Donnerstag, 3. Mai 2012

Zwischen Utah und Utah

Der US-Bundesstaat Utah ist knapp 220.000 Quadratkilometer gross, was in etwa zwei Drittel der Fläche Deutschlands entspricht. Der Name stammt von den Ute-Indianern, die hier ihre Siedlungsgebiete bis heute haben. Ursprünglich und vor der Aufnahme in die Union sollte das Land den Namen Deseret tragen.
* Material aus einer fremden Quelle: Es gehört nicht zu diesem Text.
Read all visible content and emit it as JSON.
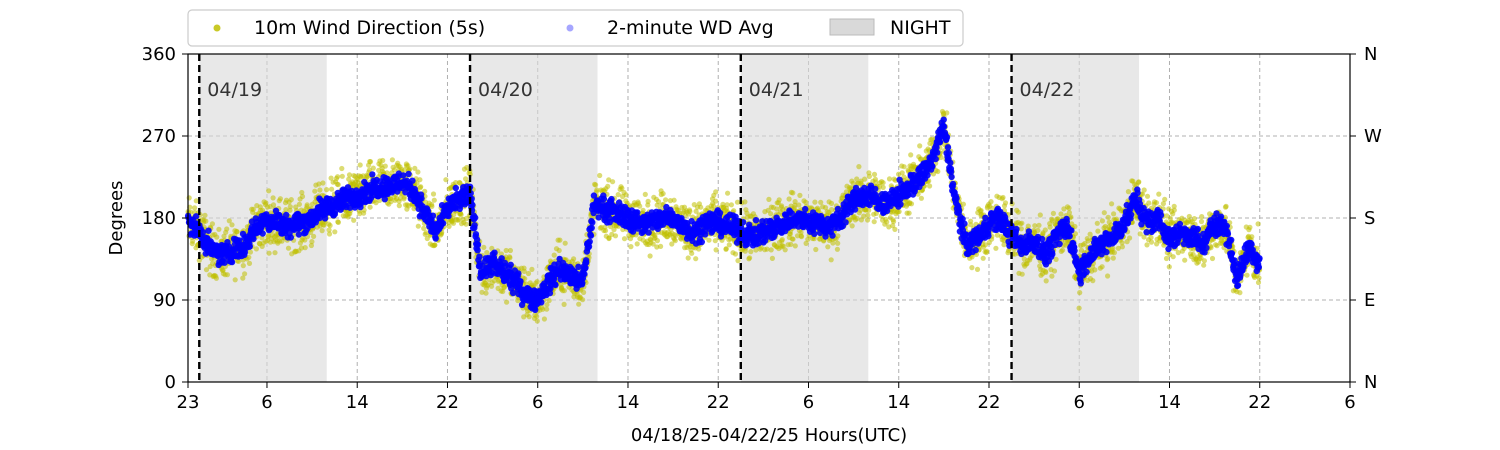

Dieses Wort haben sich Joseph Smith und seine Gründungsanhänger als Übersetzung für die Honigbiene ausgedacht und wollten damit den Fleiss der Bewohner symbolisieren. Tatsächlich haben die Mormonen, nachdem sie aus dem Mittleren Westen aufgrund ihrer Religion vertrieben worden waren, das hiesige Land stellenweise urbar gemacht und betreiben bis heute Landwirtschaft. Mit dem Antrag, in die Union aufgenommen und damit Teil der USA zu werden, mussten der Name jedoch aufgegeben werden. Einerseits erinnerte er zu stark an das englische Wort desert - Wüste (was ja auch irgendwie passend wäre), aber wichtiger: es war eine religiös motivierte Bezeichnung und die passte nicht in das Bild vom Staat und dessen Trennung von der Kirche/Religion. Heute heisst der Staat also Utah und von Deseret ist nur noch der Bienenkorb im Wappen und somit auch auf allen Staatsstrassenschildern übrig geblieben.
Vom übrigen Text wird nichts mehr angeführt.